The easiest way to see this in action is to look at this [notebook][training-notebook].

You can also spin up a VM to launch jobs from. To understand TPUs the best place to start is the [TPU quickstart guide][tpu-quickstart]. The `ctpu` command is helpful and you can find [its documentation][ctpu-docs] here. Note, that you can easily [download and install ctpu][download-ctpu] to you local machine.

[tpu-quickstart]: https://cloud.google.com/tpu/docs/quickstart
[ctpu-docs]: https://cloud.google.com/tpu/docs/ctpu-reference
[download-ctpu]: https://github.com/tensorflow/tpu/tree/master/tools/ctpu#download

### Example TPU workflow

First spin up a VM:
```
ctpu up -vm-only -forward-agent -forward-ports -name my-tpu-vm
```

This command will create the VM and `ssh` you into it. Note how the `-vm-only` flag is used. This allows you to spin up the VM separate from the TPU which helps prevent spending money on idle TPUs.

Next, setup the repo and install the dependencies:
```
git clone git@github.com:recursionpharma/rxrx1-utils.git
cd rxrx1-utils
pip install -r requirements.txt # optional if just training!
```

Note that for just training you can skip the `pip install` since the VM will have all the needed deps already.

Next you need to spin up a TPU for training:
```
export TPU_NAME=my-tpu-v3-8
ctpu up -name "$TPU_NAME" -preemptible -tpu-only -tpu-size v3-8
```

Once that is complete you can start a training job:
```
python -m rxrx.main --model-dir "gs://path-to-bucket/trial-id/"
```
You'll also want to launch a `tensorboard` to watch to check the results:

```
tensorboard --logdir=gs://path-to-bucket/
```
Since we used the `-forward-ports` in the `ctpu` command when starting the VM you will be able to view `tensorboard` on your localhost.

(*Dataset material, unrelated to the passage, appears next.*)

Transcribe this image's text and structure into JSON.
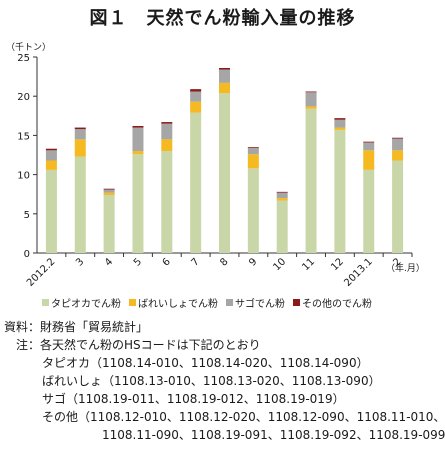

Once you are done with the TPU be sure to delete it!
```
ctpu delete -name "$TPU_NAME" -tpu-only`
```

You can then iterate on the code and spin up a TPU again when ready to try again.

When you are done with your VM you can either stop it or delete it with the `ctpu` command, for example:
```
ctpu delete -name my-tpu-vm
```

## Provided TFRecords

As noted above we are providing TFRecords. They live in the following buckets:

```
gs://rxrx1-us-central1/tfrecords
gs://rxrx1-europe-west4/tfrecords
```

The data lives in these two regional buckets because when you train with TPUs you want to train from buckets in the same region as your TPU. Remember to use the appropriate bucket that is in the same region as your TPU!

The directory structure of the TFRecords is as follows:

```
└── tfrecords
├── by_exp_plate_site-42
│ ├── HEPG2-10_p1_s1.tfrecord
│ ├── HEPG2-10_p1_s2.tfrecord
│ ├── ….
│ ├── U2OS-03_p3_s2.tfrecord
│ ├── U2OS-03_p4_s2.tfrecord
│ └── U2OS-03_p4_s2.tfrecord
└── random-42
├── train
│ ├── 001.tfrecord
│ ├── 002.tfrecord
….
```
The `random-42` denotes that the data has been split up randomly across different tfrecords, each record holding ~1000 examples. The `42` is the random seed used to generate this partition. The example code in this repository uses this version of the data.

The `by_exp_plate_site-42` is where each TFRecord contains an all of the images for a particular experiment, plate, and site grouping. Internally the well addresses are random in the TFRecord. The advantage of this grouping is that you can be selective on the experiments you train on. Due to the grouping each TFRecord here has only about ~277 examples per file.

For good training batch diversity it is recommended that you use the TF Dataset API to interleave examples from these various files. The provided `input_fn` in this repository already does this.